Ада медленно зашла под своды, чувствуя, как внутри все переполняется благоговением, которое она в себе не любила, оно мешало с чистой совестью жить так, как ей нравилось. Вокруг была тишина – и никого, кроме одиноко сидящего на лавке мужчины, который казался полностью погруженным в себя. Ада тихо вошла, вспоминая, была ли она здесь раньше – и не могла вспомнить. Ее-то уж точно нельзя было назвать верной прихожанкой, и посещения Храма Господнего было для нее в последние годы просто еще одним мероприятием, назначенным где-то между вечеринками и официальными приемами в честь того или иного религиозного праздника. Но сейчас ее душа была неспокойна, металась, и она искала успокоения в последнем прибежище. Ровные ряды скамей, освещенные свечами – она прошла мимо, стараясь ступать как можно тише, чтобы не потревожить другого молящегося, подошла к первому ряду, замерла перед огромным распятием, с которого на нее не глядел страдавший за человечество, опустилась на скамейку в первом ряду и начала твердить молитву, но слова ничего не значили, и сердце никак не могло успокоиться.
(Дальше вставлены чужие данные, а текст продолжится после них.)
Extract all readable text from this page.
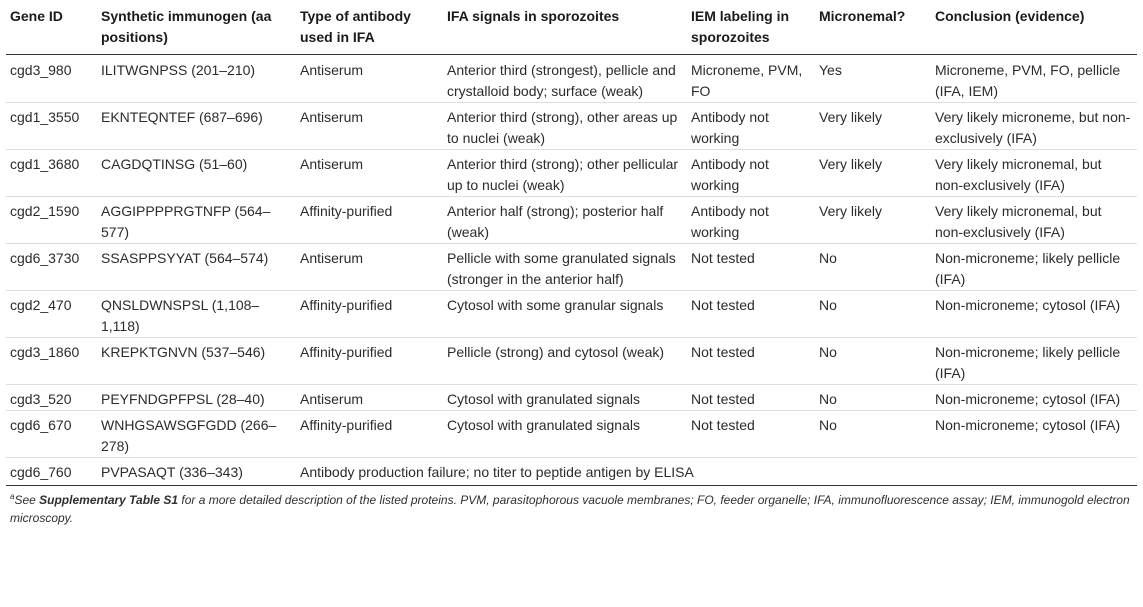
Gene ID	Synthetic immunogen (aa positions)	Type of antibody used in IFA	IFA signals in sporozoites	IEM labeling in sporozoites	Micronemal?	Conclusion (evidence)
cgd3_980	ILITWGNPSS (201–210)	Antiserum	Anterior third (strongest), pellicle and crystalloid body; surface (weak)	Microneme, PVM, FO	Yes	Microneme, PVM, FO, pellicle (IFA, IEM)
cgd1_3550	EKNTEQNTEF (687–696)	Antiserum	Anterior third (strong), other areas up to nuclei (weak)	Antibody not working	Very likely	Very likely microneme, but non-exclusively (IFA)
cgd1_3680	CAGDQTINSG (51–60)	Antiserum	Anterior third (strong); other pellicular up to nuclei (weak)	Antibody not working	Very likely	Very likely micronemal, but non-exclusively (IFA)
cgd2_1590	AGGIPPPPRGTNFP (564–577)	Affinity-purified	Anterior half (strong); posterior half (weak)	Antibody not working	Very likely	Very likely micronemal, but non-exclusively (IFA)
cgd6_3730	SSASPPSYYAT (564–574)	Antiserum	Pellicle with some granulated signals (stronger in the anterior half)	Not tested	No	Non-microneme; likely pellicle (IFA)
cgd2_470	QNSLDWNSPSL (1,108–1,118)	Affinity-purified	Cytosol with some granular signals	Not tested	No	Non-microneme; cytosol (IFA)
cgd3_1860	KREPKTGNVN (537–546)	Affinity-purified	Pellicle (strong) and cytosol (weak)	Not tested	No	Non-microneme; likely pellicle (IFA)
cgd3_520	PEYFNDGPFPSL (28–40)	Antiserum	Cytosol with granulated signals	Not tested	No	Non-microneme; cytosol (IFA)
cgd6_670	WNHGSAWSGFGDD (266–278)	Affinity-purified	Cytosol with granulated signals	Not tested	No	Non-microneme; cytosol (IFA)
cgd6_760	PVPASAQT (336–343)	Antibody production failure; no titer to peptide antigen by ELISA				
$^a$See Supplementary Table S1 for a more detailed description of the listed proteins. PVM, parasitophorous vacuole membranes; FO, feeder organelle; IFA, immunofluorescence assay; IEM, immunogold electron microscopy.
Она без толку просила об успокоении, об ответах на свои вопросы, молилась за себя и за Германа, за Илью, за то, чтобы нашлись в ней силы его простить. Она, привыкшая во всем полагаться на других людей, позволявшая им решать за нее, как ей жить, теперь осталась совсем одна, и приходилось думать самой, бороться самой, и это было так трудно, потому что она понятия не имела, как это делается. Время, когда добро и зло отличались друг от друга как день от ночи, осталось далеко позади, и теперь только молитва могла бы помочь ей понять, хорошо или дурно она поступит, сбежав с любимым. Но молитва не помогала, и никто не собирался больше подсказывать ей. Надо было подняться, найти священника, попроситься на ночлег, потому что здесь было нечего делать – вокруг торжествовала тишина, и пусто было это место, а благоговение, которого она всегда боялась, так и не сошло на нее – и никому невозможно было поверить теперь, ни себе, ни молчавшему Богу.
Ада открыла глаза, и стала подниматься, когда увидела мужчину, который невольно составил ей компанию. Он направлялся к ней. Странным он казался – одет в какой-то поношенный пиджак, плохо одет, но держится со странным достоинством. Лицо пожилое, а глаза – совсем молодые, словно у младенца, и улыбка на его губах была не заискивающей, не восхищенной, не сияющей – а просто улыбкой. Но внешность обманчива, она подумала. Он может оказаться одним из ее охраны, может оказаться маньяком, кем угодно. Или докучливым поклонником ее творчества, хотя оно мало сочеталось с заветами церкви, но чего только не бывает на свете.